It dawned on me that this was not the first time that God came to me in a cardboard box. In 1980 my family was living in Maryvale (a Suburban development in West Phoenix). Our house was a 1950s ranch style home that hadn’t been updated since maybe 1960. The lack of modern appliances spurred my parents to buy a brand new, Almond, side-by-side refrigerator. The best thing ever was included with the fridge-freezer, a large cardboard box! I promptly laid the container on our unkempt back patio. I fashioned windows with scissors and hung make shift curtains. I stocked it with blankets, stuffed animals and crayons. I drew designs and pictures on the inside. This was my refuge. I loved being in there, hidden. My mind would wander and I would create stories in my head that entertained me for hours. One afternoon I retired to my abode and stealth fully took a doll house size “bible” with me. I had obtained this contraband literature at the State Fair. A fundamentalist was preaching in one of the crowded exhibit halls and his counterpart handed it to me. My mother saw and quickly stated, “Oh God! Those people, always trying to shove their religion down people’s throats. My mother gave all her money to those assholes and she never gave me a dime!” I knew the reading of this prayer book would not set well with my mom, so, of course I snuck it into my fort. I sat there and read the abridged passages and it happened. God came. A presence that can only be described as divine encompassed me and I knew all would be well in my world if I could rely on this personal truth. I understood that God was omnipresent and benevolent . I knew without being able to name it. I trusted and I was hooked.

I realized, as I stood holding my brand new Pieta that God makes Herself present in lots of places and my initial experience sitting in that box was as true and valid as any encounter with God I could have had. It also dawned on me that my years long resistance to the Pieta was just my fear that if I admitted that life is truly awful sometimes it might negate the existence of God and thus invalidate my early experience. That sanctifying moment in the chapel proved otherwise, because God was there too.
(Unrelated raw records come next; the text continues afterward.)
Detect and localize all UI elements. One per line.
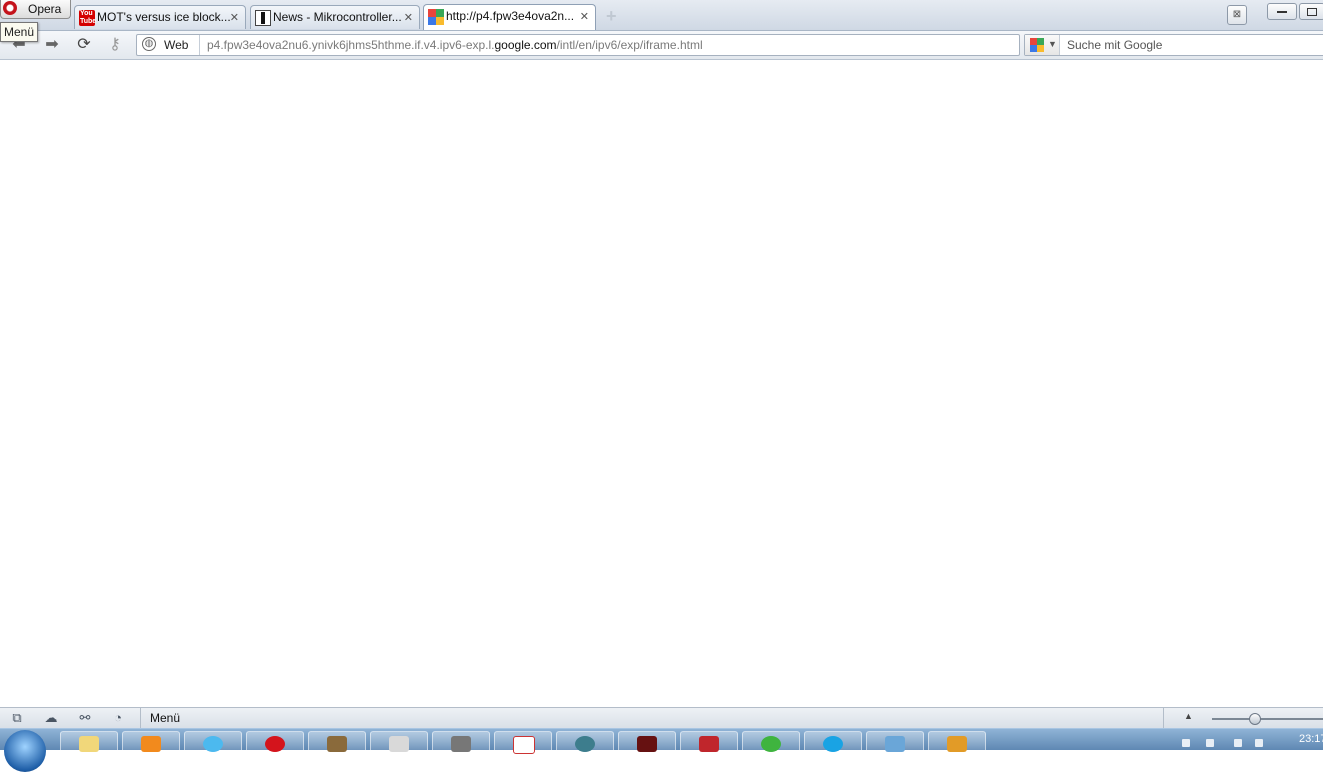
- taskbar-media-player-button[interactable]: [122, 731, 180, 752]
- address-field[interactable]: ◍ Web p4.fpw3e4ova2nu6.ynivk6jhms5hthme.…: [136, 34, 1020, 56]
- tab-bar: Opera You Tube MOT's versus ice block...…: [0, 0, 1323, 31]
- pencil-icon: [327, 736, 347, 752]
- tab-title: http://p4.fpw3e4ova2n...: [446, 9, 575, 23]
- folder-icon: [79, 736, 99, 752]
- view-toggle-up-icon[interactable]: ▲: [1184, 711, 1193, 721]
- blue-circle-app-icon: [203, 736, 223, 752]
- menu-tooltip: Menü: [0, 22, 39, 42]
- wand-key-icon[interactable]: ⚷: [106, 36, 124, 54]
- taskbar-webcam-button[interactable]: [556, 731, 614, 752]
- tab-title: MOT's versus ice block...: [97, 10, 231, 24]
- youtube-icon-text: You Tube: [80, 10, 97, 25]
- taskbar-clock[interactable]: 23:17: [1299, 733, 1323, 745]
- globe-icon: ◍: [142, 37, 156, 51]
- icq-flower-icon: [761, 736, 781, 752]
- status-bar: ⧉ ☁ ⚯ ◔ Menü ▲: [0, 707, 1323, 729]
- tray-chevron-icon[interactable]: [1182, 739, 1190, 747]
- search-engine-selector[interactable]: ▼: [1025, 35, 1060, 55]
- close-tab-icon[interactable]: ✕: [230, 11, 239, 24]
- zoom-slider-handle[interactable]: [1249, 713, 1261, 725]
- windows-start-orb-icon[interactable]: [4, 730, 46, 772]
- navigation-bar: ⬅ ➡ ⟳ ⚷ ◍ Web p4.fpw3e4ova2nu6.ynivk6jhm…: [0, 31, 1323, 60]
- restore-button[interactable]: [1299, 3, 1323, 20]
- minimize-button[interactable]: [1267, 3, 1297, 20]
- address-divider: [199, 35, 200, 55]
- taskbar-icq-button[interactable]: [742, 731, 800, 752]
- opera-icon: [265, 736, 285, 752]
- bug-icon: [637, 736, 657, 752]
- taskbar-opera-button[interactable]: [246, 731, 304, 752]
- reload-icon[interactable]: ⟳: [75, 36, 93, 54]
- webcam-icon: [575, 736, 595, 752]
- windows-taskbar: 23:17: [0, 728, 1323, 772]
- chart-app-icon: [513, 736, 535, 754]
- chevron-down-icon: ▼: [1048, 39, 1057, 49]
- close-tab-icon[interactable]: ✕: [580, 10, 589, 23]
- taskbar-editor-button[interactable]: [308, 731, 366, 752]
- taskbar-video-button[interactable]: [432, 731, 490, 752]
- pdf-icon: [699, 736, 719, 752]
- url-prefix: p4.fpw3e4ova2nu6.ynivk6jhms5hthme.if.v4.…: [207, 38, 495, 52]
- panel-toggle-icon[interactable]: ⧉: [9, 711, 25, 725]
- media-player-icon: [141, 736, 161, 752]
- search-placeholder: Suche mit Google: [1067, 38, 1163, 52]
- url-domain: google.com: [494, 38, 557, 52]
- youtube-icon: You Tube: [79, 10, 97, 26]
- google-icon: [1030, 38, 1044, 52]
- status-divider: [1163, 708, 1164, 729]
- address-badge-label: Web: [164, 38, 189, 52]
- opera-menu-label: Opera: [28, 2, 62, 16]
- turbo-gauge-icon[interactable]: ◔: [110, 711, 126, 725]
- taskbar-blue-app-button[interactable]: [184, 731, 242, 752]
- zoom-slider-track[interactable]: [1212, 718, 1323, 720]
- picture-icon: [885, 736, 905, 752]
- google-icon: [428, 9, 444, 25]
- opera-link-icon[interactable]: ⚯: [77, 711, 93, 725]
- taskbar-picture-viewer-button[interactable]: [866, 731, 924, 752]
- taskbar-pdf-button[interactable]: [680, 731, 738, 752]
- status-divider: [140, 708, 141, 729]
- tab-youtube[interactable]: You Tube MOT's versus ice block... ✕: [74, 5, 246, 29]
- mikrocontroller-icon: [255, 10, 271, 26]
- url-suffix: /intl/en/ipv6/exp/iframe.html: [556, 38, 703, 52]
- tray-network-icon[interactable]: [1234, 739, 1242, 747]
- tray-volume-icon[interactable]: [1255, 739, 1263, 747]
- page-content[interactable]: [0, 60, 1323, 707]
- close-tab-icon[interactable]: ✕: [404, 11, 413, 24]
- tray-power-icon[interactable]: [1206, 739, 1214, 747]
- film-reel-icon: [451, 736, 471, 752]
- skype-icon: [823, 736, 843, 752]
- taskbar-app-button[interactable]: [928, 731, 986, 752]
- tool-icon: [389, 736, 409, 752]
- closed-tabs-trash-icon[interactable]: ⊠: [1227, 5, 1247, 25]
- opera-menu-button[interactable]: Opera: [0, 0, 71, 19]
- taskbar-skype-button[interactable]: [804, 731, 862, 752]
- taskbar-tool-button[interactable]: [370, 731, 428, 752]
- app-icon: [947, 736, 967, 752]
- new-tab-plus-icon[interactable]: +: [606, 7, 620, 25]
- opera-unite-cloud-icon[interactable]: ☁: [43, 711, 59, 725]
- opera-logo-icon: [3, 1, 17, 15]
- taskbar-explorer-button[interactable]: [60, 731, 118, 752]
- tab-title: News - Mikrocontroller...: [273, 10, 402, 24]
- status-menu-label: Menü: [150, 711, 181, 725]
- search-field[interactable]: ▼ Suche mit Google: [1024, 34, 1323, 56]
- forward-arrow-icon[interactable]: ➡: [43, 36, 61, 54]
- tab-google-ipv6[interactable]: http://p4.fpw3e4ova2n... ✕: [423, 4, 596, 30]
- taskbar-chart-app-button[interactable]: [494, 731, 552, 754]
- taskbar-bug-app-button[interactable]: [618, 731, 676, 752]
- tab-mikrocontroller[interactable]: News - Mikrocontroller... ✕: [250, 5, 420, 29]
- address-url[interactable]: p4.fpw3e4ova2nu6.ynivk6jhms5hthme.if.v4.…: [207, 38, 703, 52]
My Pieta currently sits on my dresser and I am thinking of incorporating it into a cardboard shrine. Michelangelo would be proud.


1 comment:

  1. As you know, I am far from religious, but as a teenager who hated most Catholic effigies of Jesus, I LOVED the Pieta. I never thought much about it, but I know that I have only ever had positive feelings when I see it. It seemed much more realistic and inspiring than the effigies of Jesus on the cross which I still can't bear to see. Of course, I always felt peace when I saw Mary, so perhaps it was more about her caring for Jesus which was a much better image to find peace rather than effigies of Jesus with thorns or worse on a cross. Of course, having been raised Lutheran, I am pretty sure I was conditioned to think negative thoughts of most Catholic effigies. But, I did always like the Mary sculptures with and without her child. Enjoying your blog!